Example Engineering Decomposition
For a systems assignment, possible isolated domains include:
Communication Layer
- HTTP request construction
- response parsing
- Content-Length handling
- persistent connections
Concurrency Layer
- mutex ownership
- thread lifecycle
- shared resource synchronization
Process Layer
- fork/exec management
- pipe communication
- child monitoring
Recovery Layer
- reconnect logic
- EOF handling
- retry systems
Signal Layer
- SIGHUP handling
- statistics output
- signal-safe architecture
Memory Layer
- ownership rules
- cleanup flow
- disconnect cleanup
Each can become:
- its own markdown document
- its own AI implementation phase
Important Lessons
AI Is Not a Replacement for Systems Thinking
The AI helped significantly.
But successful implementation still required:
- architectural decisions
- debugging understanding
- protocol validation
- concurrency awareness
- integration control
Without systems understanding, the result would collapse into unstable code.

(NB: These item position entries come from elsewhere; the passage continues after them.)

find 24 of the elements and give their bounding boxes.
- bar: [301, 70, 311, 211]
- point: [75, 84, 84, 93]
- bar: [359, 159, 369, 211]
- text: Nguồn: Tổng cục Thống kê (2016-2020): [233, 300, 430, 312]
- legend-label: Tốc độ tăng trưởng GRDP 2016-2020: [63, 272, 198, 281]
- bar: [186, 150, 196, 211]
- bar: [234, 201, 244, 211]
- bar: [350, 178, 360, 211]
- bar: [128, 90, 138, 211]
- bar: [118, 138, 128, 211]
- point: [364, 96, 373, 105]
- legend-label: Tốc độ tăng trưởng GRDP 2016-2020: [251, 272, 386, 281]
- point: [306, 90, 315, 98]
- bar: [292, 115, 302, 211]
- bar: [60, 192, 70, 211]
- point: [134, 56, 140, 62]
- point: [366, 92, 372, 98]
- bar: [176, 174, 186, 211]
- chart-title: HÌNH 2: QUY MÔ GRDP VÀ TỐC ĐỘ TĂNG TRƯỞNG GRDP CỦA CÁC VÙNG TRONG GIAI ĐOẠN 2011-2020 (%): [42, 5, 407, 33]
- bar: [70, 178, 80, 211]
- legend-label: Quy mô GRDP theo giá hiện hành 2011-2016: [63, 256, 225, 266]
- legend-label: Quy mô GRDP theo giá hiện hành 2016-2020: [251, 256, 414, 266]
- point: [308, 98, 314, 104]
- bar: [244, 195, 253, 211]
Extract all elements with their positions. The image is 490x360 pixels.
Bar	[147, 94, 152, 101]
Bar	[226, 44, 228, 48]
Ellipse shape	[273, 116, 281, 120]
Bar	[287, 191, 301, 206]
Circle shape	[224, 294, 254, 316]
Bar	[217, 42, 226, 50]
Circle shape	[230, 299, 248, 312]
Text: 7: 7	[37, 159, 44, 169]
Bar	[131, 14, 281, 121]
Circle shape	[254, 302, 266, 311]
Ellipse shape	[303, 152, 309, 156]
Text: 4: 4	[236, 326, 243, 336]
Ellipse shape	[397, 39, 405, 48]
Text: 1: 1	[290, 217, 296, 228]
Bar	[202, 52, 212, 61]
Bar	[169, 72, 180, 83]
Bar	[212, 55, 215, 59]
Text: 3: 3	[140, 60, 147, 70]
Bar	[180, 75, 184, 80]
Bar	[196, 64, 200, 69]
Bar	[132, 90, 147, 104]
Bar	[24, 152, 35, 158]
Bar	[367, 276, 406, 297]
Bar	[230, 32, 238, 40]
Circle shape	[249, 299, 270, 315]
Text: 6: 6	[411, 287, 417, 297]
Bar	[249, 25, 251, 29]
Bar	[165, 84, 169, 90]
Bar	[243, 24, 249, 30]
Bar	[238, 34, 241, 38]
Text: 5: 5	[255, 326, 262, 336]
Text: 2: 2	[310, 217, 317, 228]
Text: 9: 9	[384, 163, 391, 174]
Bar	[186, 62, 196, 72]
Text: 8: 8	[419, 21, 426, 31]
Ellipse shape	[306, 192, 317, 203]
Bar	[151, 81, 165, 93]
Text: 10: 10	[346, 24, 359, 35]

The Engineer Becomes an Orchestrator
Modern senior engineering increasingly involves:
- decomposition
- orchestration
- verification
- integration
- architecture steering
rather than typing every line manually.
This is not “less engineering.”
It is a different layer of engineering.
Final Thoughts
The future of software engineering will likely belong to engineers who can:
- deeply understand systems
- decompose problems correctly
- orchestrate AI effectively
- validate architecture rigorously
The ARC Method is not about replacing skill.
It is about amplifying engineering capability through structured AI collaboration.
AI is strongest when guided by:
- architecture
- intent
- decomposition
- verification
- systems intuition
That is where real engineering still matters.